Jons Jeromín, el hijo de Sowirog, que gracias a la caridad de un viejo amigo y del señor Von Balli va a estudiar a las grandes ciudades de Prusia antes de regresar a los bosques de su Silesia natal, trabajará largo tiempo con una obstinación y fe absolutas para adquirir, no sólo el título de doctor en Medicina, sino también, y sobre todo, los más difíciles conocimientos del inteligente y delicado arte de la cirugía. Es en este sentido que la obra forma parte de una dilatada tradición germánica, que pretende que la literatura sirva fundamentalmente de pretexto para la formación en la educación («Bildung») de los hombres. Pero hay también en esta obra otros temas importantes. Ernst Wiechert, que fue hecho prisionero en Buchenwald por el régimen hitleriano, ha demostrado en Los hijos de Jeromín la superioridad de la labor paciente y sabia sobre la megalomanía de las razas dominadoras. Es aquí donde el escritor ataca el problema a fondo e intenta fijar la posición del individuo en la sociedad; luego, elevando la cuestión a más ambicioso objetivo, intenta determinar la posición de la sociedad frente a su Dios creador. El héroe de la novela, Jons Jeromín, conservará de las conversaciones de su infancia con su padre, un fervor especialísimo por el Antiguo Testamento.

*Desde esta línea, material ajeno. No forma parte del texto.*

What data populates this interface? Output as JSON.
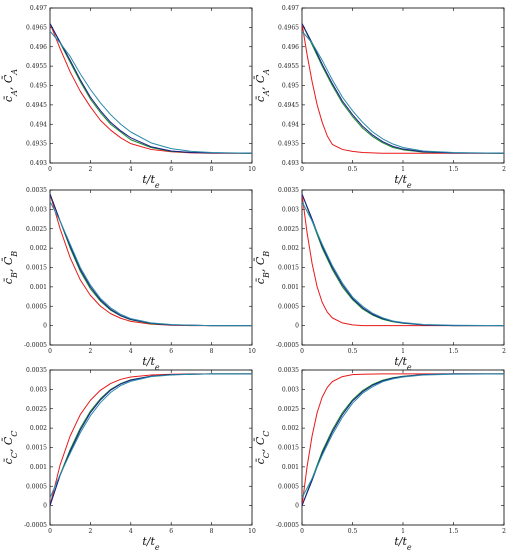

Para los Jeromín, el hombre no es nada en la mano del Dios bíblico, que los puede destruir de un momento a otro. ¿De qué sirve, pues, fanfarronear? La raza misma de los señores debe — también ella — doblar la cabeza tarde o temprano ante las fuerzas de Dios. El hombre lucha contra la muerte. Padece las duras leyes de la desesperación, de la mentira y del miedo. Se defiende contra las guerras, las epidemias y los asesinatos. Esta preocupación por el destino del hombre es una de las constantes del espíritu alemán. Hay en él en todo instante una necesidad mesiánica, una necesidad del «fatum germanicum» que le impulsa a buscar sin cesar las reglas que le permitan finalmente fundar su reino. Ciertamente difiere en la selección de los medios. Para los Jeromín, por lo menos para el más dulce, para el mejor de ellos, la redención que conduce a la paz creadora se puede alcanzar, pero sólo a condición de que el hombre, con corazón generoso y sencillo, busque en la Naturaleza, aquella vibrante y sonora de la Biblia, las lecciones indispensables de verdad, trabajo y amor.
He aquí por qué Jons intenta dar a entender que en su sumisión, en su humildad, hay el temor de Jehová y, por consiguiente, el respeto a las leyes eternas sin las que el hombre no puede dirigirse. Sobre un plan místico y panteísta, esta especie de naturalismo conviene a la literatura alemana de postguerra que, por un nuevo retorno a la naturaleza y al país natal («Heitmatkunst»), va al encuentro de ese romanticismo poético y a la vez moral que sigue ligado, quiérase o no, a la tradición clásica de Weimar.